Incluso el entrenador del Real Madrid, Sergio Scariolo, se rindió a Gasol tras el partido: “Lo hemos intentado todo para frenarle, con una zona, con una mixta, con distintos hombres sobre él. Pero no ha habido manera. Desde los tiempos de Drazen Petrovic el baloncesto europeo no había tenido un jugador de estas características, capaz de hacer tantas cosas en una final”, declaró el italiano.

El propio jugador recuerda con entusiasmo esa Copa: “Jugamos un torneo increíble y la final contra el Madrid fue muy emocionante. Siempre será uno de los momentos más significativos en mi carrera y que recuerdo con especial cariño”. Gasol declaró tras la final que veía “casi imposible” jugar en la NBA la temporada siguiente. Sin embargo, años más tarde reconoció que la Copa del Rey fue un punto de inflexión y el escaparte principal para su desembarco en Estados Unidos: “A partir de ese momento cogí mucha confianza y no quería dejar de seguir mejorando como jugador. La verdad es que teníamos un grandísimo equipo que me ayudó mucho en mi progresión”.

De Madrid al cielo

El “casi imposible” de la NBA se fue transformando en una idea real a medida que transcurría el resto de la temporada. El Barcelona fue el líder de la liga regular con un balance de 29-5 y en Playoffs arrasó con un 9-0. Los últimos tres partidos, tres exhibiciones ante el Real Madrid en la Final de la ACB de aquel año. El Barcelona devolvió el envite del año anterior a los madrileños por medio de su joven adalid.

Pau evidenció en esas finales una madurez extraordinaria para su edad. Ya nadie dudaba de su liderazgo en la plantilla azulgrana, y a Gasol le sentaba bien cualquier traje que le tocara ponerse. Como ejemplo, el primer partido, donde cedió protagonismo a sus compañeros y se preocupó del trabajo en la pintura. Pau capturó 11 rebotes, sumó 12 puntos y valoró 20. El Barcelona encarrilaba el título al vencer a los blancos 81-73 en un abarrotado Palau Blaugrana.

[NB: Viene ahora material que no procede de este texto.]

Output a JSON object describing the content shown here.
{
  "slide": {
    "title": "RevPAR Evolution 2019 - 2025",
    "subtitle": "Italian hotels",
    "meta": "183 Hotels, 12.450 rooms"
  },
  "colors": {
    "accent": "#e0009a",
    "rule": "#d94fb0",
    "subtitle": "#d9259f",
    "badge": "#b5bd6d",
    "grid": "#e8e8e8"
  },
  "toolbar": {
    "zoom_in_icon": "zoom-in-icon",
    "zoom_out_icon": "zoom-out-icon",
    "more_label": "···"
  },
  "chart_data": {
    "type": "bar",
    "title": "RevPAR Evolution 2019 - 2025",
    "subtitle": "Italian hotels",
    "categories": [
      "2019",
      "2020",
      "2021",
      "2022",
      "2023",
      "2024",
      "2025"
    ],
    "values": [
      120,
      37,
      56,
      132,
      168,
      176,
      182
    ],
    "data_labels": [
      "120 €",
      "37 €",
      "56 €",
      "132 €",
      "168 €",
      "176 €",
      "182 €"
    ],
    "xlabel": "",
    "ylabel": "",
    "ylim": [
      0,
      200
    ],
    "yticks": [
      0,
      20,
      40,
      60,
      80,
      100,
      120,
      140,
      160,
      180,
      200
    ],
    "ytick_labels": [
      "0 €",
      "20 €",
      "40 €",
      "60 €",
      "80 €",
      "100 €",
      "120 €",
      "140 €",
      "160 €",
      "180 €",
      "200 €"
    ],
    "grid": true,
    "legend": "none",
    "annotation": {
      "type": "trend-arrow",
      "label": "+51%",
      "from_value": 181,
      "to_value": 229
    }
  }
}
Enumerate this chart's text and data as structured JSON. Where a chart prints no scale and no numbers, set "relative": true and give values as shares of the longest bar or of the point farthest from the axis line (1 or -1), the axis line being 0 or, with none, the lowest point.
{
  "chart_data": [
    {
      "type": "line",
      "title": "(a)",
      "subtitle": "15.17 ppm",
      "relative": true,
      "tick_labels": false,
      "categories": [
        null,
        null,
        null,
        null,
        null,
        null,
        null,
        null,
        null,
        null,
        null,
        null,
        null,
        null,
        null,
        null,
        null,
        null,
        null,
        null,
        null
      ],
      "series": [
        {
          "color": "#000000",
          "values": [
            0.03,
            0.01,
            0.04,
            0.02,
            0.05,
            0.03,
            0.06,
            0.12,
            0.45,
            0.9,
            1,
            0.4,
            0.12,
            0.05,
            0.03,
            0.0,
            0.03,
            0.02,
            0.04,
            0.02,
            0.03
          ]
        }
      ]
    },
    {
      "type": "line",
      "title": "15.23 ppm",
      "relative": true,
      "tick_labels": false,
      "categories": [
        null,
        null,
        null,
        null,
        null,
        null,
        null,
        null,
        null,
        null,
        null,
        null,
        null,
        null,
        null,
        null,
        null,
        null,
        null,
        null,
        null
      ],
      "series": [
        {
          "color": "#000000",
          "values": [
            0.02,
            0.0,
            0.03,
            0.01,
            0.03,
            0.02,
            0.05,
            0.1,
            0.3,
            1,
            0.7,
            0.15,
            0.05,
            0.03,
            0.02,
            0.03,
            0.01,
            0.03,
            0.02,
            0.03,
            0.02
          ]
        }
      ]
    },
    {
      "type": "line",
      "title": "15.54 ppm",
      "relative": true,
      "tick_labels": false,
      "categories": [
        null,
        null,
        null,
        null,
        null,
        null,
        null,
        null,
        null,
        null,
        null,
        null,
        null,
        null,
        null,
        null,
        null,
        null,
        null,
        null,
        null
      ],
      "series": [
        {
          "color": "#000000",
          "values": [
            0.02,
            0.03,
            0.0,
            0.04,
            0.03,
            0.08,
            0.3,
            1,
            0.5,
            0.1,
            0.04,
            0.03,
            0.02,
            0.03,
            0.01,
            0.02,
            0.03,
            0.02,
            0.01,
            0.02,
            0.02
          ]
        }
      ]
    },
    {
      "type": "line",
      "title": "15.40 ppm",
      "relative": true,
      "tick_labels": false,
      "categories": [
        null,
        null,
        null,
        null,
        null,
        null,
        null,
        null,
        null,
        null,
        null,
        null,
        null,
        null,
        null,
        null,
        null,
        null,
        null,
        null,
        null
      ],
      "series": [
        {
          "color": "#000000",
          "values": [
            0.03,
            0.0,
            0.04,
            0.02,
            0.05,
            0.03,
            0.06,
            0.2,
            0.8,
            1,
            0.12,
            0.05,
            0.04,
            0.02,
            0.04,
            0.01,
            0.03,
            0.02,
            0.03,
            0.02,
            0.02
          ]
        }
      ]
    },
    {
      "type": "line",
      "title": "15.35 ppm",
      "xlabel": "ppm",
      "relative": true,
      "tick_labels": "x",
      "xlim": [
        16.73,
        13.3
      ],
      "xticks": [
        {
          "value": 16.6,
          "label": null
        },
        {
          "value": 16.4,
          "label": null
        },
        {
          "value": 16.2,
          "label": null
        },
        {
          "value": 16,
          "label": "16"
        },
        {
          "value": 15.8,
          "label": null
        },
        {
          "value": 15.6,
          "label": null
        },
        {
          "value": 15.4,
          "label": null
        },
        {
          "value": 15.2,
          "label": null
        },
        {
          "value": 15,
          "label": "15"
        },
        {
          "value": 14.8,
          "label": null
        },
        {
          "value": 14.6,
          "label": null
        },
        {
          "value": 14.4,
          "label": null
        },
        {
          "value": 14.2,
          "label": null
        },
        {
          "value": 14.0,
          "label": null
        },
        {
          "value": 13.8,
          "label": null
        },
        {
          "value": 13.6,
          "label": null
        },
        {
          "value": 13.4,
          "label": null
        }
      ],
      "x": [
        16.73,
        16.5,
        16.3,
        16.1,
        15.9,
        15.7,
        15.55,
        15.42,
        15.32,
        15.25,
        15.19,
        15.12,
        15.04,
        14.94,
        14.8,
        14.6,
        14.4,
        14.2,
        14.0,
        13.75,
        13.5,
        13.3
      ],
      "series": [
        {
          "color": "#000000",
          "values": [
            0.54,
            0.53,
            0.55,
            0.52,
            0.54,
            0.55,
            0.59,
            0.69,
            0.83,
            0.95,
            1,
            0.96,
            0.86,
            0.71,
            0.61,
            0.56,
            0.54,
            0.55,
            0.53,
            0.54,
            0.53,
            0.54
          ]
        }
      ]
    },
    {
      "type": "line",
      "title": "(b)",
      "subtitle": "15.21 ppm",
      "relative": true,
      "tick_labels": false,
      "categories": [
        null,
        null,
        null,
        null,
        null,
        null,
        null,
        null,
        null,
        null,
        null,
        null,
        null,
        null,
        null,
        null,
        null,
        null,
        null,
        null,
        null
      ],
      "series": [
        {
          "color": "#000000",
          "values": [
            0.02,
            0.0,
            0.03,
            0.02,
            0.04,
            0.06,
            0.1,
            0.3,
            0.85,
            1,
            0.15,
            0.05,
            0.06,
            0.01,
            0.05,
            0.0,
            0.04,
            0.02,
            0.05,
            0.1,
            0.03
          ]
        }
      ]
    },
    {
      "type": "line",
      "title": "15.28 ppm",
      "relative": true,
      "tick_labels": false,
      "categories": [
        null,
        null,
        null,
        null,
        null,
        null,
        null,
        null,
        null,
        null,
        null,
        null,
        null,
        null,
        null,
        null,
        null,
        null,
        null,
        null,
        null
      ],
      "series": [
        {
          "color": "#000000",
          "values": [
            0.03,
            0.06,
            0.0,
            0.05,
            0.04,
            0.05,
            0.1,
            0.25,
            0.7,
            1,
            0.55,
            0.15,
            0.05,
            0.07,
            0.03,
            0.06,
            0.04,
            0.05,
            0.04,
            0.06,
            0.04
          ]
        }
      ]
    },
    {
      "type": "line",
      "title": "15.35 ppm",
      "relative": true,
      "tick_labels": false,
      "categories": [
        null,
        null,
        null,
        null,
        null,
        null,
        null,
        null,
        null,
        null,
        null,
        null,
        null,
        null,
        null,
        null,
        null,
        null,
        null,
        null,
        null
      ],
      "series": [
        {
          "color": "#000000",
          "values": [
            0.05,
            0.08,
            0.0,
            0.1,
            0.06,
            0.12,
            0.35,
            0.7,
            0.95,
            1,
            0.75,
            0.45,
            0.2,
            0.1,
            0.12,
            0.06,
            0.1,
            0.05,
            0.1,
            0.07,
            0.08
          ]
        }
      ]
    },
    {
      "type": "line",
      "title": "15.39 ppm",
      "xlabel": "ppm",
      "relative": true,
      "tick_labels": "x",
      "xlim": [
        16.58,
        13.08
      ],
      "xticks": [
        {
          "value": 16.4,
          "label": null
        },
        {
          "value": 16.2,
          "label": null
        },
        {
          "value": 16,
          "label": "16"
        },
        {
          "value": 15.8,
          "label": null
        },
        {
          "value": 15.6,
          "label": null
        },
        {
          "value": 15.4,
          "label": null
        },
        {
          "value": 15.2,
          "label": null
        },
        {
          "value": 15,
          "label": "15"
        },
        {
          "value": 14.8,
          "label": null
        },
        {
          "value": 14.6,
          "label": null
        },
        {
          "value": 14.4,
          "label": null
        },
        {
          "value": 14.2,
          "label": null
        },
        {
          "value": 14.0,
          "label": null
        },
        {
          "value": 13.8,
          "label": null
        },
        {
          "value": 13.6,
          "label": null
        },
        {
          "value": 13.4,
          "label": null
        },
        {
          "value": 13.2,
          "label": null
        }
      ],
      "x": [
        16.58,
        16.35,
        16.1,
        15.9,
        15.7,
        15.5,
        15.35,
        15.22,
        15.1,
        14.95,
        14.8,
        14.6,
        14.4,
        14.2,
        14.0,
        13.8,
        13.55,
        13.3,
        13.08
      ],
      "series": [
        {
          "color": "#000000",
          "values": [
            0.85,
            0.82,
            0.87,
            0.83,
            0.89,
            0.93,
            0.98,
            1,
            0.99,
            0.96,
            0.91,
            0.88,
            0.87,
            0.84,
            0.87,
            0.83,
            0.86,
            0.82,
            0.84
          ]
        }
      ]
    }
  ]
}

El mismo escenario volvió a disfrutar de la victoria de los suyos en el segundo partido. Ahora sí, Gasol adquirió el papel protagonista para sumar 17 puntos, 6 rebotes y 24 de valoración. El Barça ganó con un ajustado 80-77.

Por último, la guinda al pastel en Madrid. El último partido de Pau Gasol con la camiseta del Barcelona. 22+10 y 37 dígitos de valoración. Así de grande fue la huella final del alienígena. Gasol daba el título al Barcelona (84-96) y se convertía en el mejor jugador de los Playoffs.

La NBA ya no era una quimera: esperaba con las puertas abiertas al mejor joven español, miembro también del segundo mejor quinteto de la Euroliga. Pau, por su condición de menor de 22 años, solicitó por carta su inclusión en el Draft de ese mismo año 2001. Su crecimiento exponencial le otorgaba un puesto alto y un futuro prometedor. No iba a América a calentar el banquillo y agitar la toalla.

El 27 de junio de 2001, Atlanta Hawks eligió al de Sant Boi en el tercer puesto. El ‘pick’ más alto hasta el momento para un europeo sin pasar por una universidad americana (el holandés Rik Smits fue elegido en segunda posición en 1988 pero poseía esa condición). Los Hawks, ilusos ellos, le traspasaron a Memphis Grizzlies a cambio de Shareef Abdur-Rahim. Aún se están lamentando.

El resto es leyenda viva del baloncesto español y mundial. Hoy se escriben sus últimas páginas, y en Barcelona sueñan con mirar al cielo y volver a ver la nave de Pau aparecer en el Palau. Sería el epílogo perfecto para cerrar un círculo indeleble al paso del tiempo.